Step 2: Upload the Code Script to an OBS Bucket

Log in to the Huawei Cloud console, click in the upper left corner, and choose Storage > Object Storage Service.
Upload the code script created in Step 1 to the OBS bucket. For details, see Simple Upload (PUT).
After the script is uploaded, check the uploaded script in the OBS bucket. You can select the script when creating a Ray job.
For example, upload the job script to the obs://fabric-job-test/rayJob/ray-job/RayInferDemo2 directory.

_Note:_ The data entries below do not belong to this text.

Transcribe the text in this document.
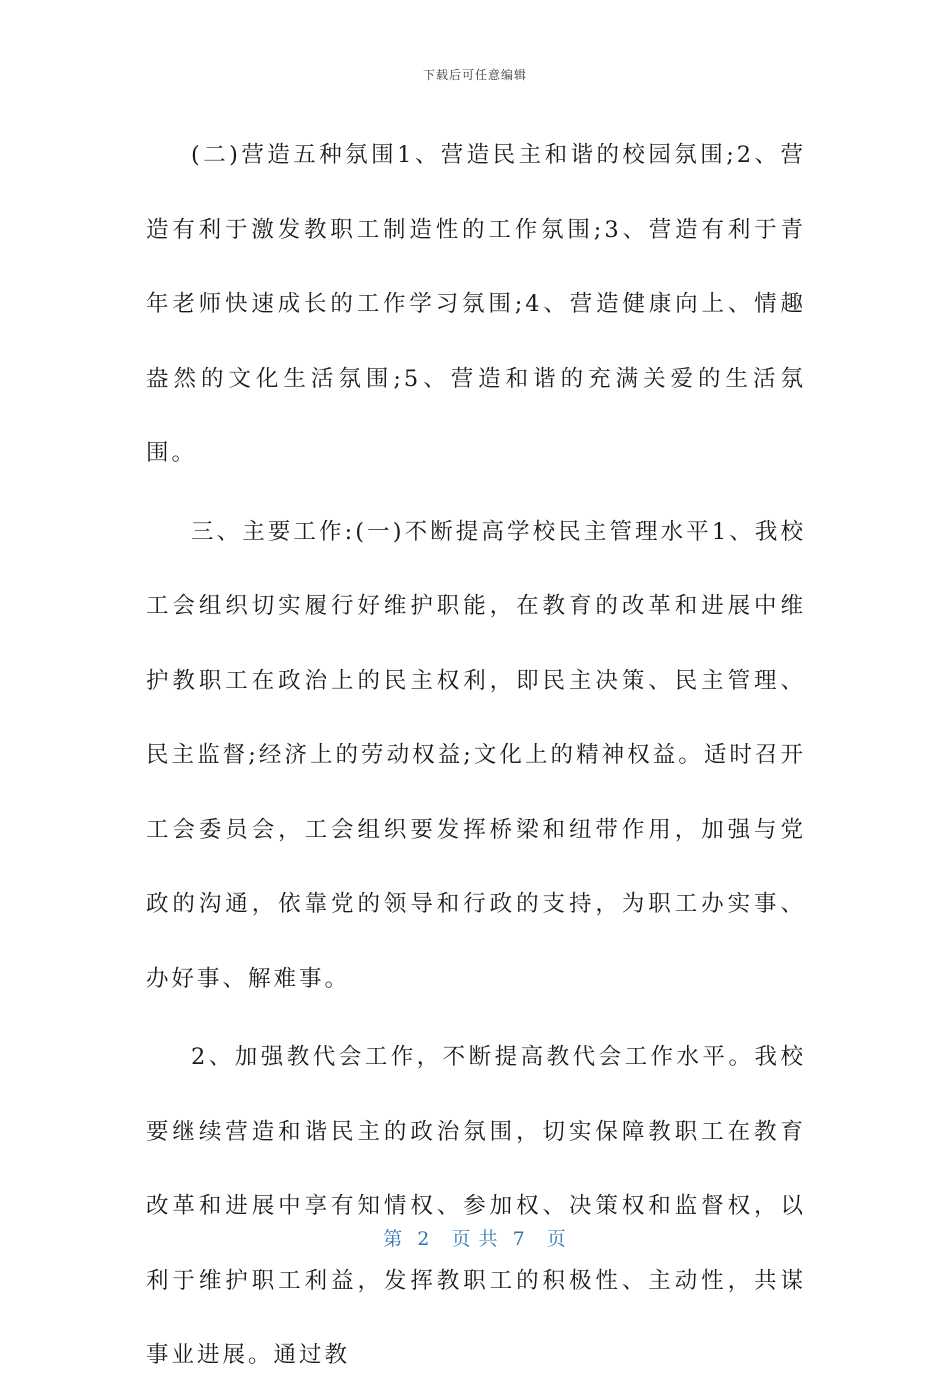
下载后可任意编辑

(二)营造五种氛围1、营造民主和谐的校园氛围;2、营造有利于激发教职工制造性的工作氛围;3、营造有利于青年老师快速成长的工作学习氛围;4、营造健康向上、情趣盎然的文化生活氛围;5、营造和谐的充满关爱的生活氛围。

三、主要工作:(一)不断提高学校民主管理水平1、我校工会组织切实履行好维护职能，在教育的改革和进展中维护教职工在政治上的民主权利，即民主决策、民主管理、民主监督;经济上的劳动权益;文化上的精神权益。适时召开工会委员会，工会组织要发挥桥梁和纽带作用，加强与党政的沟通，依靠党的领导和行政的支持，为职工办实事、办好事、解难事。

2、加强教代会工作，不断提高教代会工作水平。我校要继续营造和谐民主的政治氛围，切实保障教职工在教育改革和进展中享有知情权、参加权、决策权和监督权，以利于维护职工利益，发挥教职工的积极性、主动性，共谋事业进展。通过教

第  2   页 共  7   页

Step 3: Create an Inference Job

In the navigation pane, choose Development and Production > Jobs. Click Create Job in the upper right corner. For details, see Creating a Ray Job.

**Table 1** Parameter description
Parameter	Description
Code Directory	Select the path uploaded in Step 2, for example, obs://fabric-job-test/rayJob/ray-job/RayInferDemo2.
Ray Main File	Select the main entry script of the entire job, for example, infer_client.py.
Ray Job Parameters	Enter the parameters required for executing the main entry script. For details about how to obtain the AK and SK, see Where Can I Obtain Access Keys (AK and SK)? For details about how to obtain the endpoint, see Endpoints and Domain Names. Example: -ak XXXXXXXXXXXXXXX -sk xxxxxxxxxxxxxxxx -ep obs.cn-north-7.huawei.com -dp obs://fabric-job-test/test_output/output.txt
Dependencies	Software and its version on which the Ray job depends. If there are multiple dependencies, enter them in different lines. Example: scikit-learn==1.5.2 numpy==1.19.5

Step 4: Run a Job

After the job is defined, ensure that an available Ray cluster is selected for the job. Locate the target job in the job list and click Start in the Operation column.
Locate the target job in the job list and click View Details in the Operation column. Check the job status in the Run tab.
You can view the output results in the OBS bucket path.